"A more recent idea is possibly parking on the blacktop between the gym and football field and using some of the tennis courts as on-site parking for primarily staff and possibly students," district facilities and construction director Nick Olsen said during a staff presentation that evening.
The Amador Valley parking lot facing Santa Rita Road is slated for reorientation and will lose more than 400 parking spaces for about 4-1/2 months when construction starts in June after school lets out for the summer.
Work is expected to last through October, and neighbors and the Amador Valley community are worried about how a lack of parking will affect their lives during that time.
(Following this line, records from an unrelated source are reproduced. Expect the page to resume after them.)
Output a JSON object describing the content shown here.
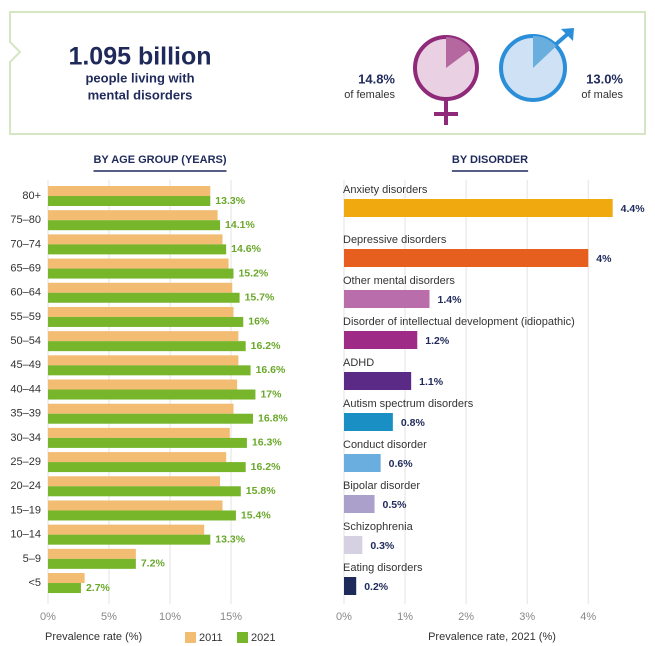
{
  "header": {
    "headline": "1.095 billion",
    "subtitle_lines": [
      "people living with",
      "mental disorders"
    ],
    "female": {
      "value": 14.8,
      "value_label": "14.8%",
      "caption": "of females"
    },
    "male": {
      "value": 13.0,
      "value_label": "13.0%",
      "caption": "of males"
    }
  },
  "chart_data": [
    {
      "type": "bar",
      "orientation": "horizontal",
      "title": "BY AGE GROUP (YEARS)",
      "categories": [
        "80+",
        "75–80",
        "70–74",
        "65–69",
        "60–64",
        "55–59",
        "50–54",
        "45–49",
        "40–44",
        "35–39",
        "30–34",
        "25–29",
        "20–24",
        "15–19",
        "10–14",
        "5–9",
        "<5"
      ],
      "series": [
        {
          "name": "2011",
          "color": "#f2bc72",
          "values": [
            13.3,
            13.9,
            14.3,
            14.8,
            15.1,
            15.2,
            15.6,
            15.6,
            15.5,
            15.2,
            14.9,
            14.6,
            14.1,
            14.3,
            12.8,
            7.2,
            3.0
          ]
        },
        {
          "name": "2021",
          "color": "#77b52b",
          "values": [
            13.3,
            14.1,
            14.6,
            15.2,
            15.7,
            16,
            16.2,
            16.6,
            17,
            16.8,
            16.3,
            16.2,
            15.8,
            15.4,
            13.3,
            7.2,
            2.7
          ],
          "value_labels": [
            "13.3%",
            "14.1%",
            "14.6%",
            "15.2%",
            "15.7%",
            "16%",
            "16.2%",
            "16.6%",
            "17%",
            "16.8%",
            "16.3%",
            "16.2%",
            "15.8%",
            "15.4%",
            "13.3%",
            "7.2%",
            "2.7%"
          ]
        }
      ],
      "xlim": [
        0,
        22.7
      ],
      "xticks": [
        {
          "value": 0,
          "label": "0%"
        },
        {
          "value": 5,
          "label": "5%"
        },
        {
          "value": 10,
          "label": "10%"
        },
        {
          "value": 15,
          "label": "15%"
        }
      ],
      "x_label": "Prevalence rate (%)",
      "grid": true
    },
    {
      "type": "bar",
      "orientation": "horizontal",
      "title": "BY DISORDER",
      "categories": [
        "Anxiety disorders",
        "Depressive disorders",
        "Other mental disorders",
        "Disorder of intellectual development (idiopathic)",
        "ADHD",
        "Autism spectrum disorders",
        "Conduct disorder",
        "Bipolar disorder",
        "Schizophrenia",
        "Eating disorders"
      ],
      "values": [
        4.4,
        4,
        1.4,
        1.2,
        1.1,
        0.8,
        0.6,
        0.5,
        0.3,
        0.2
      ],
      "value_labels": [
        "4.4%",
        "4%",
        "1.4%",
        "1.2%",
        "1.1%",
        "0.8%",
        "0.6%",
        "0.5%",
        "0.3%",
        "0.2%"
      ],
      "colors": [
        "#f0a90f",
        "#e65f1e",
        "#b96dab",
        "#9e2b86",
        "#5a2a86",
        "#1a8fc4",
        "#6aaee0",
        "#ab9fcb",
        "#d6d0e3",
        "#1e2a5a"
      ],
      "xlim": [
        0,
        4.52
      ],
      "xticks": [
        {
          "value": 0,
          "label": "0%"
        },
        {
          "value": 1,
          "label": "1%"
        },
        {
          "value": 2,
          "label": "2%"
        },
        {
          "value": 3,
          "label": "3%"
        },
        {
          "value": 4,
          "label": "4%"
        }
      ],
      "x_label": "Prevalence rate, 2021 (%)",
      "grid": true
    }
  ]
}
Only about 50 parking spaces for staff will be available on the first day of the 2019-20 school year, according to PUSD.
The idea to use the blacktop area and tennis courts came about as staff looked into using the junior varsity softball field and estimated that the blacktop could potentially accommodate 132 vehicles, according to Olsen.
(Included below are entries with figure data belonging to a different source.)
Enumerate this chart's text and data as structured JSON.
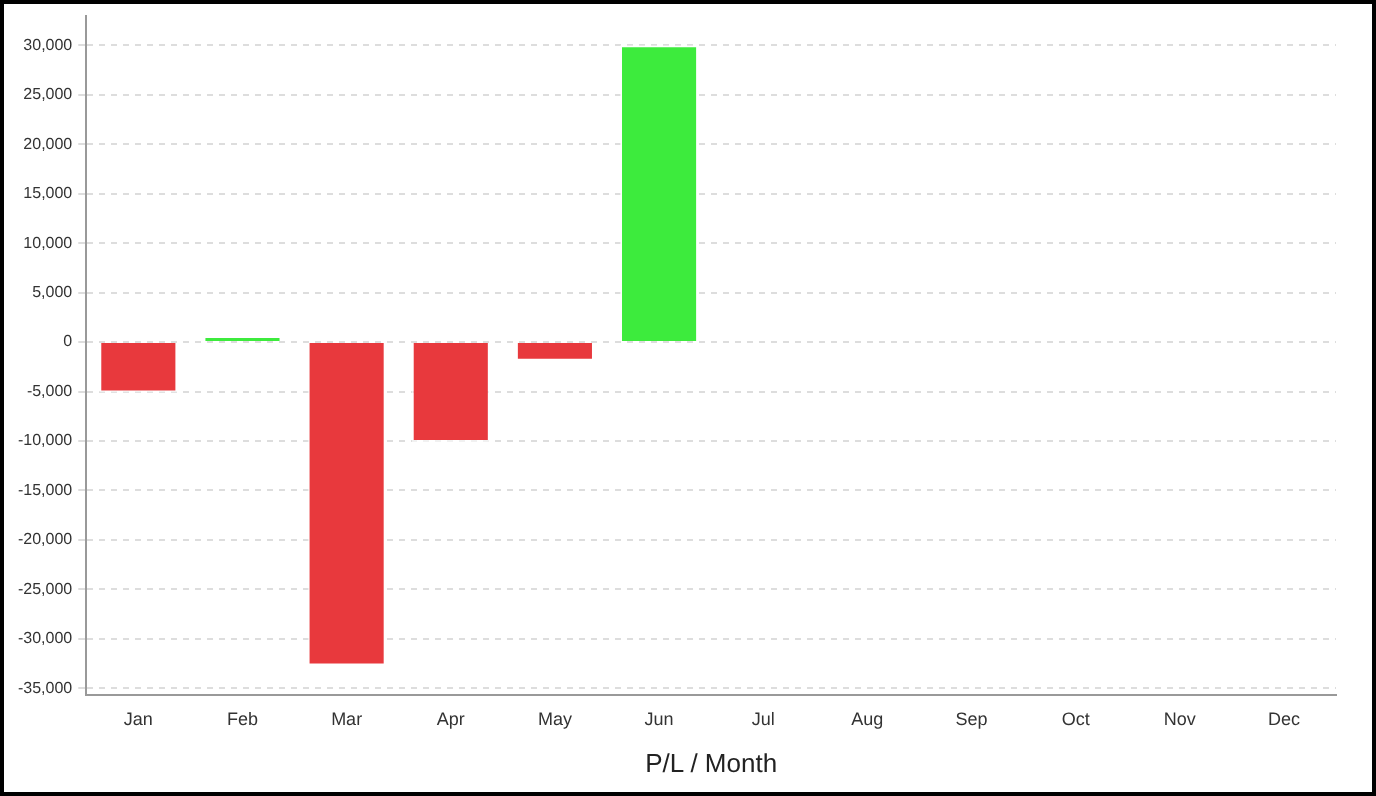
{
  "chart_data": {
    "type": "bar",
    "xlabel": "P/L / Month",
    "categories": [
      "Jan",
      "Feb",
      "Mar",
      "Apr",
      "May",
      "Jun",
      "Jul",
      "Aug",
      "Sep",
      "Oct",
      "Nov",
      "Dec"
    ],
    "values": [
      -5100,
      600,
      -32700,
      -10100,
      -1900,
      30000,
      null,
      null,
      null,
      null,
      null,
      null
    ],
    "colors": [
      "#e8393d",
      "#3deb3d",
      "#e8393d",
      "#e8393d",
      "#e8393d",
      "#3deb3d",
      "#e8393d",
      "#e8393d",
      "#e8393d",
      "#e8393d",
      "#e8393d",
      "#e8393d"
    ],
    "ylim": [
      -35700,
      33000
    ],
    "yticks": [
      {
        "value": -35000,
        "label": "-35,000"
      },
      {
        "value": -30000,
        "label": "-30,000"
      },
      {
        "value": -25000,
        "label": "-25,000"
      },
      {
        "value": -20000,
        "label": "-20,000"
      },
      {
        "value": -15000,
        "label": "-15,000"
      },
      {
        "value": -10000,
        "label": "-10,000"
      },
      {
        "value": -5000,
        "label": "-5,000"
      },
      0,
      {
        "value": 5000,
        "label": "5,000"
      },
      {
        "value": 10000,
        "label": "10,000"
      },
      {
        "value": 15000,
        "label": "15,000"
      },
      {
        "value": 20000,
        "label": "20,000"
      },
      {
        "value": 25000,
        "label": "25,000"
      },
      {
        "value": 30000,
        "label": "30,000"
      }
    ],
    "grid": "y",
    "legend": false
  }
}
Around 200 cars could be parked onsite if three tennis courts are used along with the blacktop; six tennis courts and the blacktop could park about 300 vehicles. An estimated $80,000 pricetag would also make refurbishing the tennis courts afterward less expensive than repair costs for the softball field.
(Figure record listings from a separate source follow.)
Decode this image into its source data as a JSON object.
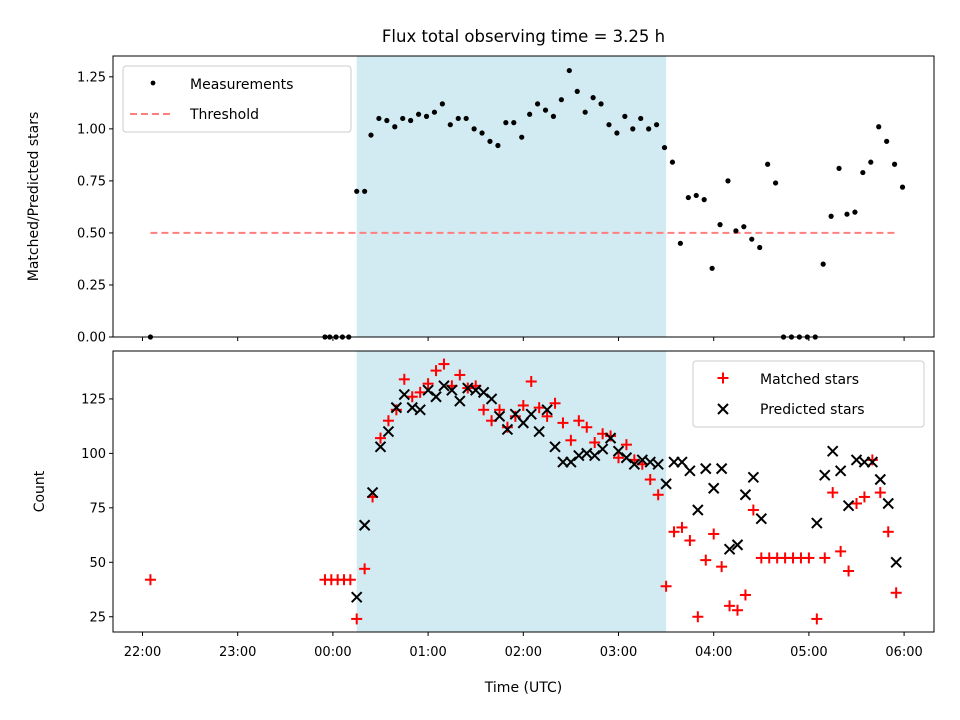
{
  "chart_data": [
    {
      "type": "scatter",
      "title": "Flux total observing time = 3.25 h",
      "xlabel": "",
      "ylabel": "Matched/Predicted stars",
      "ylim": [
        0,
        1.35
      ],
      "yticks": [
        "0.00",
        "0.25",
        "0.50",
        "0.75",
        "1.00",
        "1.25"
      ],
      "legend": {
        "position": "upper-left",
        "entries": [
          "Measurements",
          "Threshold"
        ]
      },
      "shaded_span": {
        "start": "00:15",
        "end": "03:30"
      },
      "threshold": {
        "y": 0.5,
        "from": "22:05",
        "to": "05:55",
        "color": "#ff7f7f"
      },
      "series": [
        {
          "name": "Measurements",
          "color": "#000000",
          "points": [
            [
              "22:05",
              0.0
            ],
            [
              "23:55",
              0.0
            ],
            [
              "23:58",
              0.0
            ],
            [
              "00:02",
              0.0
            ],
            [
              "00:06",
              0.0
            ],
            [
              "00:10",
              0.0
            ],
            [
              "00:15",
              0.7
            ],
            [
              "00:20",
              0.7
            ],
            [
              "00:24",
              0.97
            ],
            [
              "00:29",
              1.05
            ],
            [
              "00:34",
              1.04
            ],
            [
              "00:39",
              1.01
            ],
            [
              "00:44",
              1.05
            ],
            [
              "00:49",
              1.04
            ],
            [
              "00:54",
              1.07
            ],
            [
              "00:59",
              1.06
            ],
            [
              "01:04",
              1.08
            ],
            [
              "01:09",
              1.12
            ],
            [
              "01:14",
              1.02
            ],
            [
              "01:19",
              1.05
            ],
            [
              "01:24",
              1.05
            ],
            [
              "01:29",
              1.0
            ],
            [
              "01:34",
              0.98
            ],
            [
              "01:39",
              0.94
            ],
            [
              "01:44",
              0.92
            ],
            [
              "01:49",
              1.03
            ],
            [
              "01:54",
              1.03
            ],
            [
              "01:59",
              0.96
            ],
            [
              "02:04",
              1.07
            ],
            [
              "02:09",
              1.12
            ],
            [
              "02:14",
              1.09
            ],
            [
              "02:19",
              1.06
            ],
            [
              "02:24",
              1.14
            ],
            [
              "02:29",
              1.28
            ],
            [
              "02:34",
              1.18
            ],
            [
              "02:39",
              1.08
            ],
            [
              "02:44",
              1.15
            ],
            [
              "02:49",
              1.12
            ],
            [
              "02:54",
              1.02
            ],
            [
              "02:59",
              0.98
            ],
            [
              "03:04",
              1.06
            ],
            [
              "03:09",
              1.0
            ],
            [
              "03:14",
              1.05
            ],
            [
              "03:19",
              1.0
            ],
            [
              "03:24",
              1.02
            ],
            [
              "03:29",
              0.91
            ],
            [
              "03:34",
              0.84
            ],
            [
              "03:39",
              0.45
            ],
            [
              "03:44",
              0.67
            ],
            [
              "03:49",
              0.68
            ],
            [
              "03:54",
              0.66
            ],
            [
              "03:59",
              0.33
            ],
            [
              "04:04",
              0.54
            ],
            [
              "04:09",
              0.75
            ],
            [
              "04:14",
              0.51
            ],
            [
              "04:19",
              0.53
            ],
            [
              "04:24",
              0.47
            ],
            [
              "04:29",
              0.43
            ],
            [
              "04:34",
              0.83
            ],
            [
              "04:39",
              0.74
            ],
            [
              "04:44",
              0.0
            ],
            [
              "04:49",
              0.0
            ],
            [
              "04:54",
              0.0
            ],
            [
              "04:59",
              0.0
            ],
            [
              "05:04",
              0.0
            ],
            [
              "05:09",
              0.35
            ],
            [
              "05:14",
              0.58
            ],
            [
              "05:19",
              0.81
            ],
            [
              "05:24",
              0.59
            ],
            [
              "05:29",
              0.6
            ],
            [
              "05:34",
              0.79
            ],
            [
              "05:39",
              0.84
            ],
            [
              "05:44",
              1.01
            ],
            [
              "05:49",
              0.94
            ],
            [
              "05:54",
              0.83
            ],
            [
              "05:59",
              0.72
            ]
          ]
        }
      ]
    },
    {
      "type": "scatter",
      "title": "",
      "xlabel": "Time (UTC)",
      "ylabel": "Count",
      "ylim": [
        18,
        147
      ],
      "yticks": [
        "25",
        "50",
        "75",
        "100",
        "125"
      ],
      "xticks": [
        "22:00",
        "23:00",
        "00:00",
        "01:00",
        "02:00",
        "03:00",
        "04:00",
        "05:00",
        "06:00"
      ],
      "legend": {
        "position": "upper-right",
        "entries": [
          "Matched stars",
          "Predicted stars"
        ]
      },
      "shaded_span": {
        "start": "00:15",
        "end": "03:30"
      },
      "series": [
        {
          "name": "Matched stars",
          "marker": "plus",
          "color": "#ff0000",
          "points": [
            [
              "22:05",
              42
            ],
            [
              "23:55",
              42
            ],
            [
              "23:59",
              42
            ],
            [
              "00:03",
              42
            ],
            [
              "00:07",
              42
            ],
            [
              "00:11",
              42
            ],
            [
              "00:15",
              24
            ],
            [
              "00:20",
              47
            ],
            [
              "00:25",
              80
            ],
            [
              "00:30",
              107
            ],
            [
              "00:35",
              115
            ],
            [
              "00:40",
              120
            ],
            [
              "00:45",
              134
            ],
            [
              "00:50",
              126
            ],
            [
              "00:55",
              128
            ],
            [
              "01:00",
              132
            ],
            [
              "01:05",
              138
            ],
            [
              "01:10",
              141
            ],
            [
              "01:15",
              131
            ],
            [
              "01:20",
              136
            ],
            [
              "01:25",
              130
            ],
            [
              "01:30",
              131
            ],
            [
              "01:35",
              120
            ],
            [
              "01:40",
              115
            ],
            [
              "01:45",
              120
            ],
            [
              "01:50",
              112
            ],
            [
              "01:55",
              117
            ],
            [
              "02:00",
              122
            ],
            [
              "02:05",
              133
            ],
            [
              "02:10",
              121
            ],
            [
              "02:15",
              117
            ],
            [
              "02:20",
              123
            ],
            [
              "02:25",
              114
            ],
            [
              "02:30",
              106
            ],
            [
              "02:35",
              115
            ],
            [
              "02:40",
              112
            ],
            [
              "02:45",
              105
            ],
            [
              "02:50",
              109
            ],
            [
              "02:55",
              108
            ],
            [
              "03:00",
              98
            ],
            [
              "03:05",
              104
            ],
            [
              "03:10",
              97
            ],
            [
              "03:15",
              95
            ],
            [
              "03:20",
              88
            ],
            [
              "03:25",
              81
            ],
            [
              "03:30",
              39
            ],
            [
              "03:35",
              64
            ],
            [
              "03:40",
              66
            ],
            [
              "03:45",
              60
            ],
            [
              "03:50",
              25
            ],
            [
              "03:55",
              51
            ],
            [
              "04:00",
              63
            ],
            [
              "04:05",
              48
            ],
            [
              "04:10",
              30
            ],
            [
              "04:15",
              28
            ],
            [
              "04:20",
              35
            ],
            [
              "04:25",
              74
            ],
            [
              "04:30",
              52
            ],
            [
              "04:35",
              52
            ],
            [
              "04:40",
              52
            ],
            [
              "04:45",
              52
            ],
            [
              "04:50",
              52
            ],
            [
              "04:55",
              52
            ],
            [
              "05:00",
              52
            ],
            [
              "05:05",
              24
            ],
            [
              "05:10",
              52
            ],
            [
              "05:15",
              82
            ],
            [
              "05:20",
              55
            ],
            [
              "05:25",
              46
            ],
            [
              "05:30",
              77
            ],
            [
              "05:35",
              80
            ],
            [
              "05:40",
              97
            ],
            [
              "05:45",
              82
            ],
            [
              "05:50",
              64
            ],
            [
              "05:55",
              36
            ]
          ]
        },
        {
          "name": "Predicted stars",
          "marker": "x",
          "color": "#000000",
          "points": [
            [
              "00:15",
              34
            ],
            [
              "00:20",
              67
            ],
            [
              "00:25",
              82
            ],
            [
              "00:30",
              103
            ],
            [
              "00:35",
              110
            ],
            [
              "00:40",
              121
            ],
            [
              "00:45",
              127
            ],
            [
              "00:50",
              121
            ],
            [
              "00:55",
              120
            ],
            [
              "01:00",
              129
            ],
            [
              "01:05",
              126
            ],
            [
              "01:10",
              131
            ],
            [
              "01:15",
              129
            ],
            [
              "01:20",
              124
            ],
            [
              "01:25",
              130
            ],
            [
              "01:30",
              129
            ],
            [
              "01:35",
              128
            ],
            [
              "01:40",
              125
            ],
            [
              "01:45",
              117
            ],
            [
              "01:50",
              111
            ],
            [
              "01:55",
              118
            ],
            [
              "02:00",
              114
            ],
            [
              "02:05",
              118
            ],
            [
              "02:10",
              110
            ],
            [
              "02:15",
              120
            ],
            [
              "02:20",
              103
            ],
            [
              "02:25",
              96
            ],
            [
              "02:30",
              96
            ],
            [
              "02:35",
              99
            ],
            [
              "02:40",
              100
            ],
            [
              "02:45",
              99
            ],
            [
              "02:50",
              102
            ],
            [
              "02:55",
              107
            ],
            [
              "03:00",
              101
            ],
            [
              "03:05",
              98
            ],
            [
              "03:10",
              95
            ],
            [
              "03:15",
              97
            ],
            [
              "03:20",
              96
            ],
            [
              "03:25",
              95
            ],
            [
              "03:30",
              86
            ],
            [
              "03:35",
              96
            ],
            [
              "03:40",
              96
            ],
            [
              "03:45",
              92
            ],
            [
              "03:50",
              74
            ],
            [
              "03:55",
              93
            ],
            [
              "04:00",
              84
            ],
            [
              "04:05",
              93
            ],
            [
              "04:10",
              56
            ],
            [
              "04:15",
              58
            ],
            [
              "04:20",
              81
            ],
            [
              "04:25",
              89
            ],
            [
              "04:30",
              70
            ],
            [
              "05:05",
              68
            ],
            [
              "05:10",
              90
            ],
            [
              "05:15",
              101
            ],
            [
              "05:20",
              92
            ],
            [
              "05:25",
              76
            ],
            [
              "05:30",
              97
            ],
            [
              "05:35",
              96
            ],
            [
              "05:40",
              96
            ],
            [
              "05:45",
              88
            ],
            [
              "05:50",
              77
            ],
            [
              "05:55",
              50
            ]
          ]
        }
      ]
    }
  ]
}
Superintendent David Haglund and the trustees liked the idea, but he said the district needs to make sure they can still facilitate games for the girls tennis team at Amador Valley in the fall.
"Whether we're only allowed to use a certain number of tennis courts for this solution depends on whether we can get assistance from the city to use other tennis courts for the girls tournaments," Haglund said. "That's a conversation we have not had yet."
Other ideas like renting space at the Alameda County Fairgrounds parking lot have already been rejected for being too costly and posing liability concerns. Staff are still looking into private busing options and also hiring Bay Area Traffic Solutions to manage traffic.
The city is also considering adding loading and unloading zones on Del Valle and Black avenues.
Expediting construction work was also dismissed by Olsen as "very costly in such a short construction window and would only knock off about two weeks from the final completion date."
Families and neighbors have suggested delaying the project until next year, but Olsen said the district "would need to return approximately $1.14 million in Proposition 39 funds and miss out on savings from the project." PUSD would also owe payment for several contractors and consultants working on the project, and another school would also be affected.
"In order to do HVAC replacement at Pleasanton Middle School, we have to pair it with a more energy efficient project, which is solar," Olsen said, adding that the HVAC and solar panels "balanced out" to the state's energy ratio requirements for receiving the Prop 39 funds.
Trustee Mark Miller came to the meeting ready to recommend canceling the project but said he had second thoughts when Olsen mentioned the HVAC tie-in. "I'm tepid on this right now because it is just really, really a burden on this community," Miller said. "I want to be green but, man, this is hard."
Board President Valerie Arkin and Trustee Joan Laursen agreed that abandoning the project over short-term parking problems seemed short-sighted. Arkin and Laursen said they hope parents and students will consider walking, biking or carpooling to school until construction is done.
"It might not be the most convenient option for parents but it is only for two months," Arkin said. "We have some viable alternatives for kids to consider. Hopefully more kids will walk, more kids will bike and more kids will carpool. And that's better for the environment to begin with."
Students could also play an important part in persuading each other to find other ways to school besides driving.
"I'm hoping the leadership of students on campus will provide that little bit of peer pressure that will say ... 'We're doing our part for the good of the school,'" Laursen said. "I'm hoping there's going to be some of that energy among the peers. That will help ease the pain for the two months."
The district estimates that approximately $1.8 million in energy costs will be saved over the 25-year lifespan of the solar panel structure, while also enhancing pedestrian safety, providing covered parking and reducing the school's carbon footprint.